Written by Luc Besson, the screenwriter of Kiss of the Dragon, another Jet Li action, crime, drama film featuring Londoners.
The soundtrack is done by Massive Attack. Plenty of Jet Li's fighting skill on display and the music, story and directing are very good. At times the sense of tension in the air is palpable.
Emotional content is there. The final fight, the way the scene it's in is directed and the way it fits in the story is so badass; it's worth watching the film just for that
This movie was terrible. What the hell? Why did it get such good reviews? The plot was very uneven, dialogue was stale and overall the movie had no flow. I guess some supporting actors were alright, but the main guy wasn't believable at all.
I was tempted to stop watching it before the middle, but I thought that maybe it will redeem itself. Nope. Disappointed.
Paper Moon 9/10
Beautiful black & white cinematography. Great acting and chemistry between Ryan and Tatum O'Neal. Didn't know it was his real daughter in the beginning but could definitely tell after a while because it felt so real. Just a very pleasurable movie.
Straight to stream this one, which would suggest it shouldn't be much good perhaps. Fortunately it's actually damn good - the best war movie i've seen in at least a few years. Liked the acting, liked the plot, liked almost everything about it really. And some shots (there's one at the end for instance, where the main character slouches through a thrench system to get ammo for the machine gun, cigarette dangling from his lips, a helmet that's too big for his twelve year old head) are just superbly done and very memorable... excellent, excellent stuff.
Pretty much the only complaint i can think of is the at times ridiculous sounding African English, just use some native language or even French or whatever.
This was on my to watch list.
You know I enjoy sci-fi but this one tested my faith. I was going to press the stop button but persisted to the end and it got marginally better in the last half; only just.
Decent enough, but underwhelming and predictable.
I'd not watched any Daniel Craig 007 movies, so Wednesday and yesterday I crammed in Casino, Quantum and Skyfall, and then went to see Spectre last night. I'm all Bonded out!
Decent enough, but underwhelming and predictable.
I'd not watched any Daniel Craig 007 movies, so Wednesday and yesterday I crammed in Casino, Quantum and Skyfall, and then went to see Spectre last night. I'm all Bonded out!
phantasmagoria wrote:Saw the original The Thing on 70mm at the cinema last night. The print had lost its blue hues a bit so it was all quite a lot more more pink than it should have been, but that aside the actual definition was absolutely great and the sound? holy fuck
They don't make 'em like that anymore. What a film.
Rob Bottin (Botine, Bottine) should have won an oscar for the defibrilator/chest/spider-head scene. It is one of the most iconic practical efftecs scenes in history on par if not better executed than the mutation on American Werewolve and everything Harryhausen did.
Straight to stream this one, which would suggest it shouldn't be much good perhaps. Fortunately it's actually damn good - the best war movie i've seen in at least a few years. Liked the acting, liked the plot, liked almost everything about it really.
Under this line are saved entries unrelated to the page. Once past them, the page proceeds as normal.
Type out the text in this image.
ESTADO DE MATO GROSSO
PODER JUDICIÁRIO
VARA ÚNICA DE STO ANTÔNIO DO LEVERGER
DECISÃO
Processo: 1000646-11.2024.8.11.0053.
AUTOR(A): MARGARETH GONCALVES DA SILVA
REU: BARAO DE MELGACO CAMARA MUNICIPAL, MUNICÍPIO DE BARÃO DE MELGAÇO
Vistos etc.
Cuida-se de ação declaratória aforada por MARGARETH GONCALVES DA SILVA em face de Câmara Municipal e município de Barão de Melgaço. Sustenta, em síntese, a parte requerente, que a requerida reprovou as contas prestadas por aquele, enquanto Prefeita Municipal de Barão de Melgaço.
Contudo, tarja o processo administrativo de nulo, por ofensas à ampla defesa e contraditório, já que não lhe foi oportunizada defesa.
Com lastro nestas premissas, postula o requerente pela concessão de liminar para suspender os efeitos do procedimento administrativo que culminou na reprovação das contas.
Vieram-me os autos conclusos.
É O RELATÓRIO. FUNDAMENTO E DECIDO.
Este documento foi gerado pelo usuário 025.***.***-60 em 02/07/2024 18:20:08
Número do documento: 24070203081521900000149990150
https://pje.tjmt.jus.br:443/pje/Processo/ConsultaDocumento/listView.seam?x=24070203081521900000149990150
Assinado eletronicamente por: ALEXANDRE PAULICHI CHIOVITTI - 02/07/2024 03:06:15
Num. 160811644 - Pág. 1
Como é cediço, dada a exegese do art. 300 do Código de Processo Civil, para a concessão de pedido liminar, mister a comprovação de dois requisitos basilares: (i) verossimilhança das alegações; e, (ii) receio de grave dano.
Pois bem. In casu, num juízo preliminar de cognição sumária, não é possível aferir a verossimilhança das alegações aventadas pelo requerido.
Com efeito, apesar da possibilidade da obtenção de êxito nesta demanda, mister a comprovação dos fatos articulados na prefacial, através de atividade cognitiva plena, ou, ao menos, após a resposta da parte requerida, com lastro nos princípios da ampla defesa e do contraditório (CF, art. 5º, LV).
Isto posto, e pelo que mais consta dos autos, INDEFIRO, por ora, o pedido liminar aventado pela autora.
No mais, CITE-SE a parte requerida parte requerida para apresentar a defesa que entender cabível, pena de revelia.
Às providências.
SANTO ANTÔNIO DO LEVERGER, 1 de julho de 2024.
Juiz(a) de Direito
And some shots (there's one at the end for instance, where the main character slouches through a thrench system to get ammo for the machine gun, cigarette dangling from his lips, a helmet that's too big for his twelve year old head) are just superbly done and very memorable... excellent, excellent stuff.
Pretty much the only complaint i can think of is the at times ridiculous sounding African English, just use some native language or even French or whatever.
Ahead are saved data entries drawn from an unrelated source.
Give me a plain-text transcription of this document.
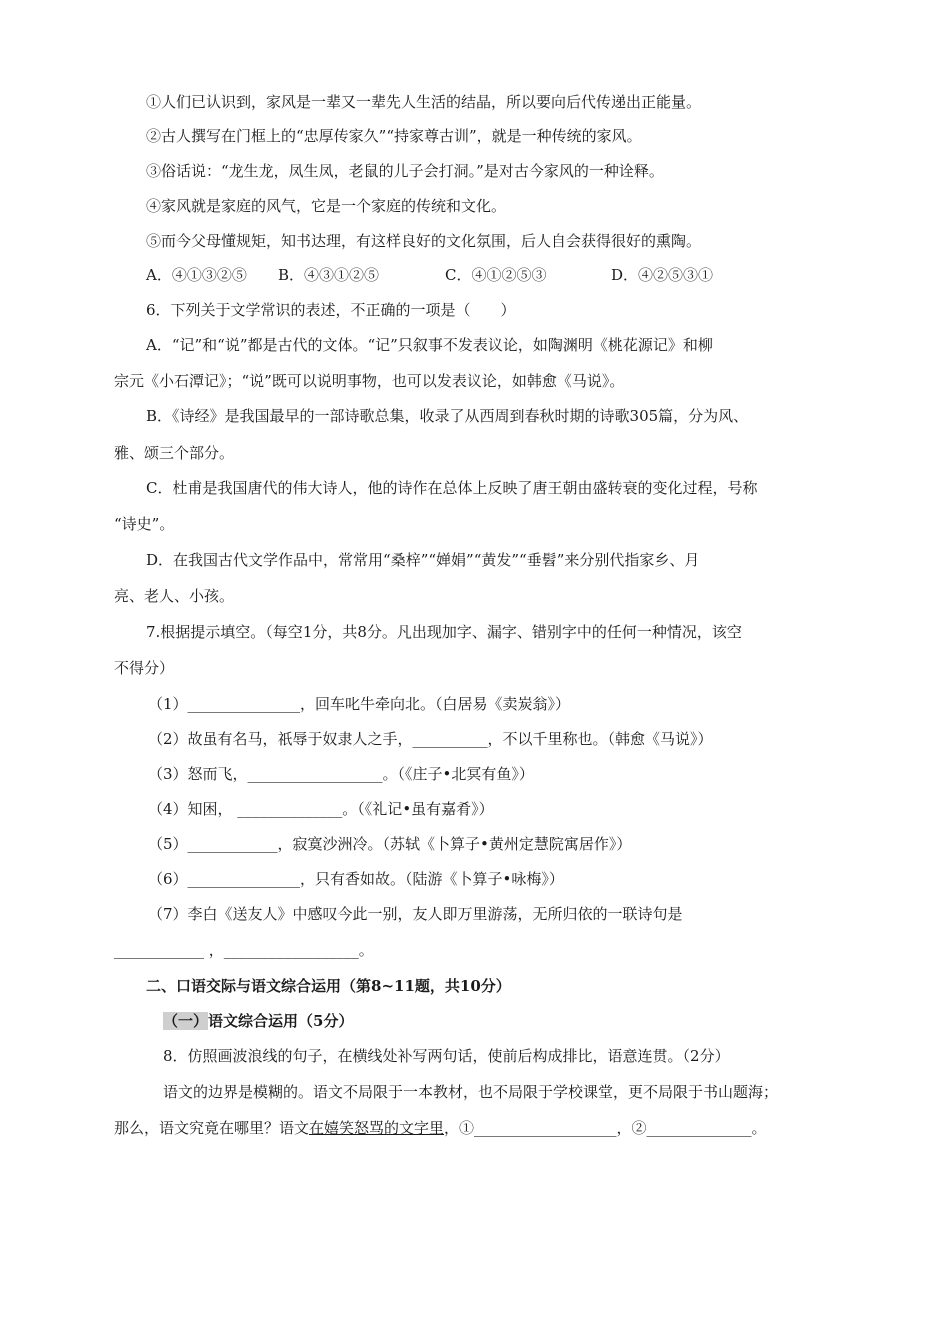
①人们已认识到，家风是一辈又一辈先人生活的结晶，所以要向后代传递出正能量。
②古人撰写在门框上的“忠厚传家久”“持家尊古训”，就是一种传统的家风。
③俗话说：“龙生龙，凤生凤，老鼠的儿子会打洞。”是对古今家风的一种诠释。
④家风就是家庭的风气，它是一个家庭的传统和文化。
⑤而今父母懂规矩，知书达理，有这样良好的文化氛围，后人自会获得很好的熏陶。
A．④①③②⑤ B．④③①②⑤	C．④①②⑤③	D．④②⑤③①
6．下列关于文学常识的表述，不正确的一项是（　　）
A．“记”和“说”都是古代的文体。“记”只叙事不发表议论，如陶渊明《桃花源记》和柳
宗元《小石潭记》；“说”既可以说明事物，也可以发表议论，如韩愈《马说》。
B．《诗经》是我国最早的一部诗歌总集，收录了从西周到春秋时期的诗歌305篇，分为风、
雅、颂三个部分。
C．杜甫是我国唐代的伟大诗人，他的诗作在总体上反映了唐王朝由盛转衰的变化过程，号称
“诗史”。
D．在我国古代文学作品中，常常用“桑梓”“婵娟”“黄发”“垂髫”来分别代指家乡、月
亮、老人、小孩。
7.根据提示填空。（每空1分，共8分。凡出现加字、漏字、错别字中的任何一种情况，该空
不得分）
（1）_______________，回车叱牛牵向北。（白居易《卖炭翁》）
（2）故虽有名马，祇辱于奴隶人之手，__________，不以千里称也。（韩愈《马说》）
（3）怒而飞，__________________。（《庄子•北冥有鱼》）
（4）知困， ______________。（《礼记•虽有嘉肴》）
（5）____________，寂寞沙洲冷。（苏轼《卜算子•黄州定慧院寓居作》）
（6）_______________，只有香如故。（陆游《卜算子•咏梅》）
（7）李白《送友人》中感叹今此一别，友人即万里游荡，无所归依的一联诗句是
____________ ，__________________。
二、口语交际与语文综合运用（第8~11题，共10分）
（一）语文综合运用（5分）
8．仿照画波浪线的句子，在横线处补写两句话，使前后构成排比，语意连贯。（2分）
语文的边界是模糊的。语文不局限于一本教材，也不局限于学校课堂，更不局限于书山题海；
那么，语文究竟在哪里？语文在嬉笑怒骂的文字里，①___________________，②______________。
It's taking me a long time to watch this--I'm not sure why. I've finished half of it. Will watch the rest some other day.
During the Cold War, an American lawyer is recruited to defend an arrested Soviet spy in court, and then help the CIA facilitate an exchange of the spy for the Soviet captured American U2 spy plane pilot, Francis Gary Powers. ... Tom Hanks, Mark Rylance, Alan Alda.
The role of the Russian spy is done very well by Mark Rylanc and of course Toms Hanks always does a top job.
Great and solid movie
9/10 IMDB
Based on the events of the brutal Ugandan dictator Idi Amin's regime as seen by his personal physician during the 1970s
The start was a little slow but it built interest as it progressed.
Forest Whitaker was good as Idi Amin.
James McAvoy who played the part of the young Scottish doctor who travels to Uganda and becomes the personal physician to president Idi Amin, I am not familiar with.
Gillian Anderson (Scully - X Files), I saw her name in the credits but really didn't recognise here in her brief movie appearances.